IDLEs are among the big Bristol names supporting the BUG project – photo courtesy of Plaster

Massive Attack’s Robert Del Naja says: “As established Bristol artists, we can see the danger now of a lost generation of creativity. We recognise that social conditions have changed a lot in the last few decades; especially in terms of housing costs and the hollowing out of local services.

“With the BUG project, we want to prevent a forehead engraving culture of ploughing young people into low skilled, insecure work. We want to invest in unlocking potential and expression, and vitally, to encourage independence.”

BUG’s first proposal is to form the city-wide BID, whereby successful businesses pay a small percentage levy of their business rates to aid a community project.

There are already a number of BIDS in Bristol – each focuses on a specific area and uses levy funds paid in by local businesses to implement improvements designed to benefit the entire neighbourhood and those who live and work there.

BUG’s BID seeks to follow similar principles, but cover the entire city and support the interests of the people and small organisations within the arts and culture sectors.

The BID itself would automatically exempt all small and medium-sized business, and any large business adversely impacted by Covid-19 restrictions from contributing the levy – instead, focusing on the bigger firms that have continued to see profits surge. They will be invited to pay a voluntary levy to invest in what is a crucial sector for the city.

United Souls United Goals Stokes Croft Jen Reid mural Mr Cenz – photo Martin Booth

Jen Reid is an activist and BUG supporter who has been immortalised first in statue form and recently with a mural in Stokes Croft.

“The pandemic fallout has made a bad situation much, much worse for freelance and independent Bristolians working in the arts and creative sector and the BUG project is the best chance this city has of releasing its creative human resources from precarity and exclusion,” says Jen.

“This project and the five-year BID will allow businesses with very healthy profit margins to give something back to a city they’re gaining so much from. We want to change the city scaffolding entirely, so that genuinely independent and freelance artists and creatives are not just supported, but provoked into making Bristol’s creative arts scene the most pluralistic, representative and exciting in this country.
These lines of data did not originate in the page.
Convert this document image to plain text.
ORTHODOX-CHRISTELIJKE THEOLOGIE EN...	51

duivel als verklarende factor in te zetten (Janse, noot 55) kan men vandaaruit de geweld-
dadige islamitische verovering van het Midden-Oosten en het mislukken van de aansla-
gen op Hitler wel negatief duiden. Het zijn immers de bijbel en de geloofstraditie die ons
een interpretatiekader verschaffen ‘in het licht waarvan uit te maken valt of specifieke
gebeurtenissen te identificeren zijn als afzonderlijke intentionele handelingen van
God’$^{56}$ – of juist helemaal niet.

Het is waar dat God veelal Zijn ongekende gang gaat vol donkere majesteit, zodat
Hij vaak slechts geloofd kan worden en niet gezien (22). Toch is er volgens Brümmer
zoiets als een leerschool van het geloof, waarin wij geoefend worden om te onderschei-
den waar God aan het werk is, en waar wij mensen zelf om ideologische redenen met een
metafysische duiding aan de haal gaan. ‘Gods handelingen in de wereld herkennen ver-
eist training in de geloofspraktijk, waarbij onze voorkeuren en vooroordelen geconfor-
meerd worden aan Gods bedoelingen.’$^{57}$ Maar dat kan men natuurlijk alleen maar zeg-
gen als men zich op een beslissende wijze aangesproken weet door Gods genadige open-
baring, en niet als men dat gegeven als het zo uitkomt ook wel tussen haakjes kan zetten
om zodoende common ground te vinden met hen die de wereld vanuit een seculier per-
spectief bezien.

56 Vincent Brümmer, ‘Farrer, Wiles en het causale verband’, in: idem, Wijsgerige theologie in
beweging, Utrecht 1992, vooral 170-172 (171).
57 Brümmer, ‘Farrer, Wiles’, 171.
This is just as big an opportunity for those businesses, as it is for the independent creative sector itself.”

The aim is to support freelancers and small arts organisations – photo of Trinity Centre, courtesy of First Base

The BUG team are seeking the support of the mayor and have written requesting that Bristol City Council now work with them to deliver the BID levy within three months.

The letter states: “We fear that this perfect storm threatens to choke off a generation of economically poor but artistically and creatively abundant people, who would never make it through the risk-averse filters of modern arts institutions, or obtain support from imbalanced centralised funding systems or processes.

“As artists, community projects and members of the creative economy community with a deep love for Bristol and its citizens, and sharp insight into the cultural junctures and spaces where disenfranchised citizens can be constructively engaged, we feel this status quo is unacceptable.”

They say their “innovative, emergency solution” would operate within the Bristol City Council boundary and seek to work in partnership to identify micro-zones, bodies, spaces, freelance individuals, groups and projects who otherwise stand to be overlooked and to invest in them.